Recep Tayyip Erdoğan. 2002 yılından beri ülkeyi yöneten kişi.


Recep Tayyip Erdoğan.
2002 yılından beri ülkeyi yöneten kişi.
.
18 yıl boyunca:
“Kaybetme korkusunu” hiç yaşamadı.
“Bu seçimi kaybederim” düşüncesi hâkim olmadı.

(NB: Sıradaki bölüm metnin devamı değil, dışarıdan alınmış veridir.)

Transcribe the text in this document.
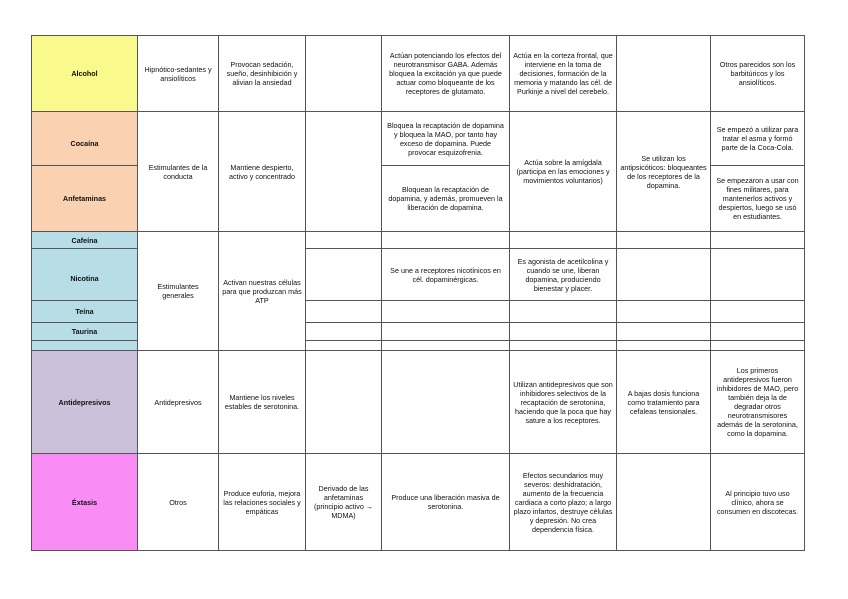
Alcohol	Hipnótico-sedantes y ansiolíticos	Provocan sedación, sueño, desinhibición y alivian la ansiedad		Actúan potenciando los efectos del neurotransmisor GABA. Además bloquea la excitación ya que puede actuar como bloqueante de los receptores de glutamato.	Actúa en la corteza frontal, que interviene en la toma de decisiones, formación de la memoria y matando las cél. de Purkinje a nivel del cerebelo.		Otros parecidos son los barbitúricos y los ansiolíticos.
Cocaína	Estimulantes de la conducta	Mantiene despierto, activo y concentrado		Bloquea la recaptación de dopamina y bloquea la MAO, por tanto hay exceso de dopamina. Puede provocar esquizofrenia.	Actúa sobre la amígdala (participa en las emociones y movimientos voluntarios)	Se utilizan los antipsicóticos: bloqueantes de los receptores de la dopamina.	Se empezó a utilizar para tratar el asma y formó parte de la Coca-Cola.
Anfetaminas				Bloquean la recaptación de dopamina, y además, promueven la liberación de dopamina.			Se empezaron a usar con fines militares, para mantenerlos activos y despiertos, luego se usó en estudiantes.
Cafeína	Estimulantes generales	Activan nuestras células para que produzcan más ATP					
Nicotina				Se une a receptores nicotínicos en cél. dopaminérgicas.	Es agonista de acetilcolina y cuando se une, liberan dopamina, produciendo bienestar y placer.		
Teína							
Taurina							

Antidepresivos	Antidepresivos	Mantiene los niveles estables de serotonina.			Utilizan antidepresivos que son inhibidores selectivos de la recaptación de serotonina, haciendo que la poca que hay sature a los receptores.	A bajas dosis funciona como tratamiento para cefaleas tensionales.	Los primeros antidepresivos fueron inhibidores de MAO, pero también deja la de degradar otros neurotransmisores además de la serotonina, como la dopamina.
Éxtasis	Otros	Produce euforia, mejora las relaciones sociales y empáticas	Derivado de las anfetaminas (principio activo → MDMA)	Produce una liberación masiva de serotonina.	Efectos secundarios muy severos: deshidratación, aumento de la frecuencia cardiaca a corto plazo; a largo plazo infartos, destruye células y depresión. No crea dependencia física.		Al principio tuvo uso clínico, ahora se consumen en discotecas.
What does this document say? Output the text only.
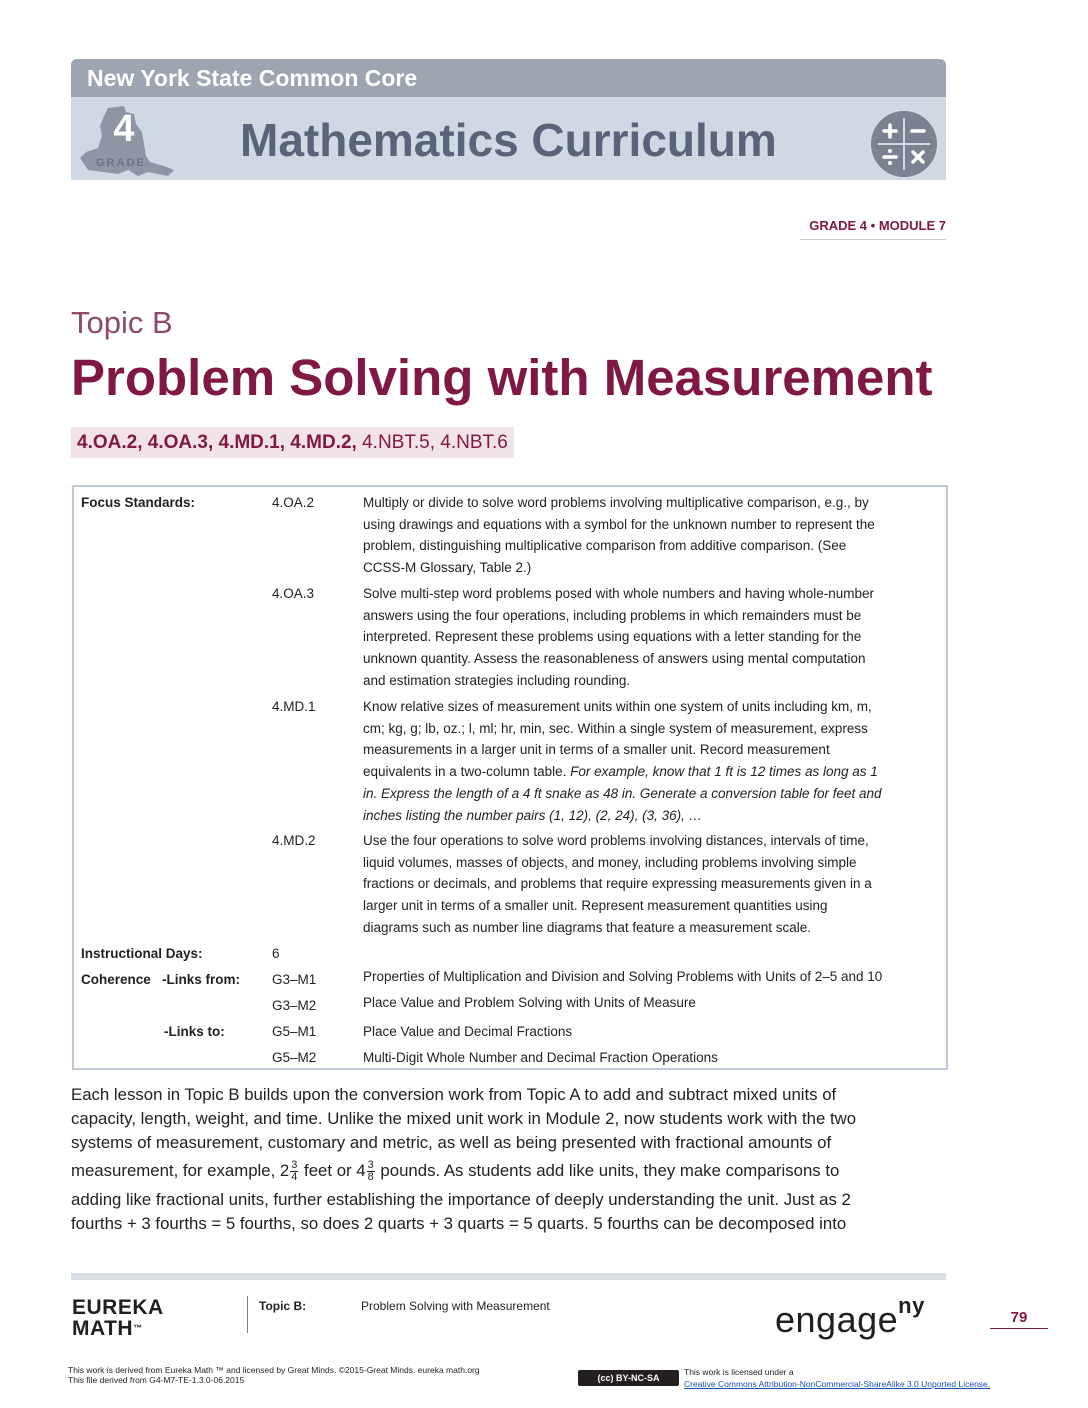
New York State Common Core
4
GRADE Mathematics Curriculum
GRADE 4 • MODULE 7
Topic B
Problem Solving with Measurement
4.OA.2, 4.OA.3, 4.MD.1, 4.MD.2, 4.NBT.5, 4.NBT.6
Focus Standards:	4.OA.2	Multiply or divide to solve word problems involving multiplicative comparison, e.g., by
using drawings and equations with a symbol for the unknown number to represent the
problem, distinguishing multiplicative comparison from additive comparison. (See
CCSS-M Glossary, Table 2.)
4.OA.3	Solve multi-step word problems posed with whole numbers and having whole-number
answers using the four operations, including problems in which remainders must be
interpreted. Represent these problems using equations with a letter standing for the
unknown quantity. Assess the reasonableness of answers using mental computation
and estimation strategies including rounding.
4.MD.1	Know relative sizes of measurement units within one system of units including km, m,
cm; kg, g; lb, oz.; l, ml; hr, min, sec. Within a single system of measurement, express
measurements in a larger unit in terms of a smaller unit. Record measurement
equivalents in a two-column table. For example, know that 1 ft is 12 times as long as 1
in. Express the length of a 4 ft snake as 48 in. Generate a conversion table for feet and
inches listing the number pairs (1, 12), (2, 24), (3, 36), …
4.MD.2	Use the four operations to solve word problems involving distances, intervals of time,
liquid volumes, masses of objects, and money, including problems involving simple
fractions or decimals, and problems that require expressing measurements given in a
larger unit in terms of a smaller unit. Represent measurement quantities using
diagrams such as number line diagrams that feature a measurement scale.
Instructional Days:	6
Coherence -Links from: G3–M1	Properties of Multiplication and Division and Solving Problems with Units of 2–5 and 10
G3–M2	Place Value and Problem Solving with Units of Measure
-Links to:	G5–M1	Place Value and Decimal Fractions
G5–M2	Multi-Digit Whole Number and Decimal Fraction Operations
Each lesson in Topic B builds upon the conversion work from Topic A to add and subtract mixed units of
capacity, length, weight, and time. Unlike the mixed unit work in Module 2, now students work with the two
systems of measurement, customary and metric, as well as being presented with fractional amounts of
measurement, for example, $2 \frac{3}{4}$ feet or $4 \frac{3}{8}$ pounds. As students add like units, they make comparisons to
adding like fractional units, further establishing the importance of deeply understanding the unit. Just as 2
fourths + 3 fourths = 5 fourths, so does 2 quarts + 3 quarts = 5 quarts. 5 fourths can be decomposed into
EUREKA
MATH™
Topic B:	Problem Solving with Measurement	engage$^{ny}$	79
This work is derived from Eureka Math ™ and licensed by Great Minds. ©2015-Great Minds. eureka math.org
This file derived from G4-M7-TE-1.3.0-06.2015	(cc) BY-NC-SA
This work is licensed under a
Creative Commons Attribution-NonCommercial-ShareAlike 3.0 Unported License.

“Eyvah ne yapacağım?” şeklinde hiç stres yapmadı.
.
Neden?
.
Çünkü karşısında kendisini zorlayacak kimse yoktu.
.
Zaten:
Yargı yanındaydı,
Basın yanındaydı,
Asker yanındaydı,
Emniyet yanındaydı,
Camiler ve Cemaatler yanındaydı…
.
Bunca yıl muhalefet olarak onun karşısına “Aday gibi Aday” çıkmadığı için hep kazandı.
.
Bu süreçte,
Onca aldatılmalar yaşanmasına rağmen,
Onca saçma sapan işler yapılmasına rağmen
Ve
Çuvallarla aleyhine anket ve mülakat yayımlanmasına rağmen;
Bırakın düşürmeyi,
Ayağını bile kaydıramadılar.
.
Muhalefet bile:
Örgütleriyle,
Seçmeniyle
Bir gıdım olsun onu koltuğundan edeceğine, aşağı düşüreceğine inanmadı.
.
Bu durum karşısında RTE:
18 yıl boyunca muhalefetle dalga geçti.
Partilerine “Çöp” dedi.
.
Hatta yaptığı hataların müsebbibi olarak muhalefeti gösterdi…
.
Çözüm süreci dâhil olmak üzere birçok kere terör örgütü yöneticileri ile dolaylı,
HDP’lilerle direkt olarak bir araya gelerek anlaşmaya çalıştı ama günahını hep muhalefete yazdı.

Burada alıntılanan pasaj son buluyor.